Mrs Bussey then appealed to the Court of Appeal and her appeal has in 2018 now been allowed. However, the court declined to find that the Williams case was, as a matter of principle, decided wrongly. It found that where a worker's exposure to asbestos was variable and the employer could not know the extent of the exposure, the employer had to assess the risks of 'the maximum possible exposure'. The employer could only ignore the risk if none of the employees would be sufficiently exposed to be at risk.
Importantly, the court found that TDN13 was a 'relevant consideration' but 'not determinative of every case'. The court expressly said that Williams was not a binding decision that TDN13 established 'safe' levels of asbestos exposure for the period from 1970 to 1976, and less so for any period before 1970.

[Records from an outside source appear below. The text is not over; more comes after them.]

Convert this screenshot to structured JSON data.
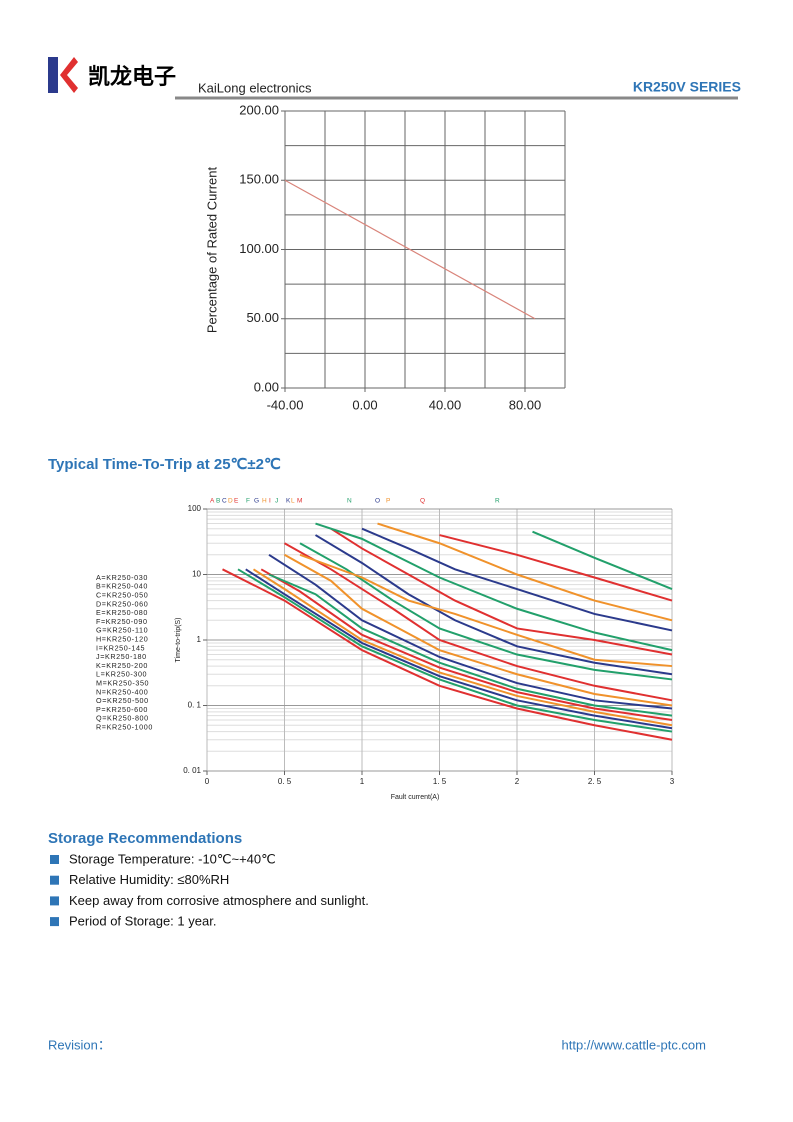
{
  "header": {
    "brand_cn": "凯龙电子",
    "brand_en": "KaiLong electronics",
    "series": "KR250V SERIES"
  },
  "sections": {
    "time_to_trip": "Typical Time-To-Trip at 25℃±2℃",
    "storage": "Storage Recommendations"
  },
  "storage_items": [
    "Storage Temperature: -10℃~+40℃",
    "Relative Humidity: ≤80%RH",
    "Keep away from corrosive atmosphere and sunlight.",
    "Period of Storage: 1 year."
  ],
  "footer": {
    "revision": "Revision：",
    "url": "http://www.cattle-ptc.com"
  },
  "chart_data": [
    {
      "type": "line",
      "ylabel": "Percentage of Rated Current",
      "x": [
        -40,
        85
      ],
      "values": [
        150,
        50
      ],
      "color": "#d9847a",
      "xlim": [
        -40,
        100
      ],
      "ylim": [
        0,
        200
      ],
      "xticks": [
        {
          "value": -40,
          "label": "-40.00"
        },
        {
          "value": 0,
          "label": "0.00"
        },
        {
          "value": 40,
          "label": "40.00"
        },
        {
          "value": 80,
          "label": "80.00"
        }
      ],
      "yticks": [
        {
          "value": 0,
          "label": "0.00"
        },
        {
          "value": 50,
          "label": "50.00"
        },
        {
          "value": 100,
          "label": "100.00"
        },
        {
          "value": 150,
          "label": "150.00"
        },
        {
          "value": 200,
          "label": "200.00"
        }
      ],
      "xgrid": [
        -40,
        -20,
        0,
        20,
        40,
        60,
        80,
        100
      ],
      "ygrid": [
        0,
        25,
        50,
        75,
        100,
        125,
        150,
        175,
        200
      ],
      "grid": true
    },
    {
      "type": "line",
      "ylog": true,
      "xlabel": "Fault current(A)",
      "ylabel": "Time-to-trip(S)",
      "xlim": [
        0,
        3
      ],
      "ylim": [
        0.01,
        100
      ],
      "xticks": [
        0,
        {
          "value": 0.5,
          "label": "0. 5"
        },
        1,
        {
          "value": 1.5,
          "label": "1. 5"
        },
        2,
        {
          "value": 2.5,
          "label": "2. 5"
        },
        3
      ],
      "yticks": [
        {
          "value": 0.01,
          "label": "0. 01"
        },
        {
          "value": 0.1,
          "label": "0. 1"
        },
        1,
        10,
        100
      ],
      "grid": true,
      "series": [
        {
          "name": "A=KR250-030",
          "tag": "A",
          "color": "#e03030",
          "x": [
            0.1,
            0.5,
            1,
            1.5,
            2,
            2.5,
            3
          ],
          "values": [
            12,
            4,
            0.7,
            0.2,
            0.09,
            0.05,
            0.03
          ]
        },
        {
          "name": "B=KR250-040",
          "tag": "B",
          "color": "#22a06b",
          "x": [
            0.2,
            0.5,
            1,
            1.5,
            2,
            2.5,
            3
          ],
          "values": [
            12,
            4.5,
            0.8,
            0.25,
            0.1,
            0.06,
            0.04
          ]
        },
        {
          "name": "C=KR250-050",
          "tag": "C",
          "color": "#2b3a8c",
          "x": [
            0.25,
            0.5,
            1,
            1.5,
            2,
            2.5,
            3
          ],
          "values": [
            12,
            5,
            0.9,
            0.28,
            0.12,
            0.07,
            0.045
          ]
        },
        {
          "name": "D=KR250-060",
          "tag": "D",
          "color": "#f0922b",
          "x": [
            0.3,
            0.5,
            1,
            1.5,
            2,
            2.5,
            3
          ],
          "values": [
            12,
            6,
            1,
            0.32,
            0.14,
            0.08,
            0.05
          ]
        },
        {
          "name": "E=KR250-080",
          "tag": "E",
          "color": "#e03030",
          "x": [
            0.35,
            0.6,
            1,
            1.5,
            2,
            2.5,
            3
          ],
          "values": [
            12,
            5.5,
            1.2,
            0.38,
            0.16,
            0.09,
            0.06
          ]
        },
        {
          "name": "F=KR250-090",
          "tag": "F",
          "color": "#22a06b",
          "x": [
            0.4,
            0.7,
            1,
            1.5,
            2,
            2.5,
            3
          ],
          "values": [
            10,
            5,
            1.5,
            0.45,
            0.18,
            0.1,
            0.07
          ]
        },
        {
          "name": "G=KR250-110",
          "tag": "G",
          "color": "#2b3a8c",
          "x": [
            0.4,
            0.7,
            1,
            1.5,
            2,
            2.5,
            3
          ],
          "values": [
            20,
            7,
            2,
            0.55,
            0.22,
            0.12,
            0.09
          ]
        },
        {
          "name": "H=KR250-120",
          "tag": "H",
          "color": "#f0922b",
          "x": [
            0.5,
            0.8,
            1,
            1.5,
            2,
            2.5,
            3
          ],
          "values": [
            20,
            8,
            3,
            0.7,
            0.3,
            0.15,
            0.1
          ]
        },
        {
          "name": "I=KR250-145",
          "tag": "I",
          "color": "#e03030",
          "x": [
            0.5,
            0.8,
            1.2,
            1.5,
            2,
            2.5,
            3
          ],
          "values": [
            30,
            12,
            3,
            1,
            0.4,
            0.2,
            0.12
          ]
        },
        {
          "name": "J=KR250-180",
          "tag": "J",
          "color": "#22a06b",
          "x": [
            0.6,
            0.9,
            1.2,
            1.5,
            2,
            2.5,
            3
          ],
          "values": [
            30,
            12,
            4,
            1.5,
            0.6,
            0.35,
            0.25
          ]
        },
        {
          "name": "K=KR250-200",
          "tag": "K",
          "color": "#2b3a8c",
          "x": [
            0.7,
            1,
            1.3,
            1.6,
            2,
            2.5,
            3
          ],
          "values": [
            40,
            15,
            5,
            2,
            0.8,
            0.45,
            0.3
          ]
        },
        {
          "name": "L=KR250-300",
          "tag": "L",
          "color": "#f0922b",
          "x": [
            0.6,
            1,
            1.3,
            1.6,
            2,
            2.5,
            3
          ],
          "values": [
            20,
            9,
            4,
            2.5,
            1.2,
            0.5,
            0.4
          ]
        },
        {
          "name": "M=KR250-350",
          "tag": "M",
          "color": "#e03030",
          "x": [
            0.8,
            1,
            1.3,
            1.6,
            2,
            2.5,
            3
          ],
          "values": [
            50,
            25,
            10,
            4,
            1.5,
            1,
            0.6
          ]
        },
        {
          "name": "N=KR250-400",
          "tag": "N",
          "color": "#22a06b",
          "x": [
            0.7,
            1,
            1.5,
            2,
            2.5,
            3
          ],
          "values": [
            60,
            35,
            9,
            3,
            1.3,
            0.7
          ]
        },
        {
          "name": "O=KR250-500",
          "tag": "O",
          "color": "#2b3a8c",
          "x": [
            1,
            1.3,
            1.6,
            2,
            2.5,
            3
          ],
          "values": [
            50,
            25,
            12,
            6,
            2.5,
            1.4
          ]
        },
        {
          "name": "P=KR250-600",
          "tag": "P",
          "color": "#f0922b",
          "x": [
            1.1,
            1.5,
            2,
            2.5,
            3
          ],
          "values": [
            60,
            30,
            10,
            4,
            2
          ]
        },
        {
          "name": "Q=KR250-800",
          "tag": "Q",
          "color": "#e03030",
          "x": [
            1.5,
            2,
            2.5,
            3
          ],
          "values": [
            40,
            20,
            9,
            4
          ]
        },
        {
          "name": "R=KR250-1000",
          "tag": "R",
          "color": "#22a06b",
          "x": [
            2.1,
            2.5,
            3
          ],
          "values": [
            45,
            18,
            6
          ]
        }
      ]
    }
  ]
}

This is a positive development for claimants seeking to recover compensation in low exposure asbestos cases, and at last reintroduces some realism to the analysis as to what was properly and fairly considered to be safe in the 1970s onwards in terms of exposure to asbestos. Insurers will undoubtedly continue to argue that account should be taken of the thresholds in TDN13 (this decision does not extinguish those arguments entirely) but it is now very clear that TDN13 is no longer to be regarded as the yardstick.
The overall prospects of low exposure cases succeeding should now improve for claimants.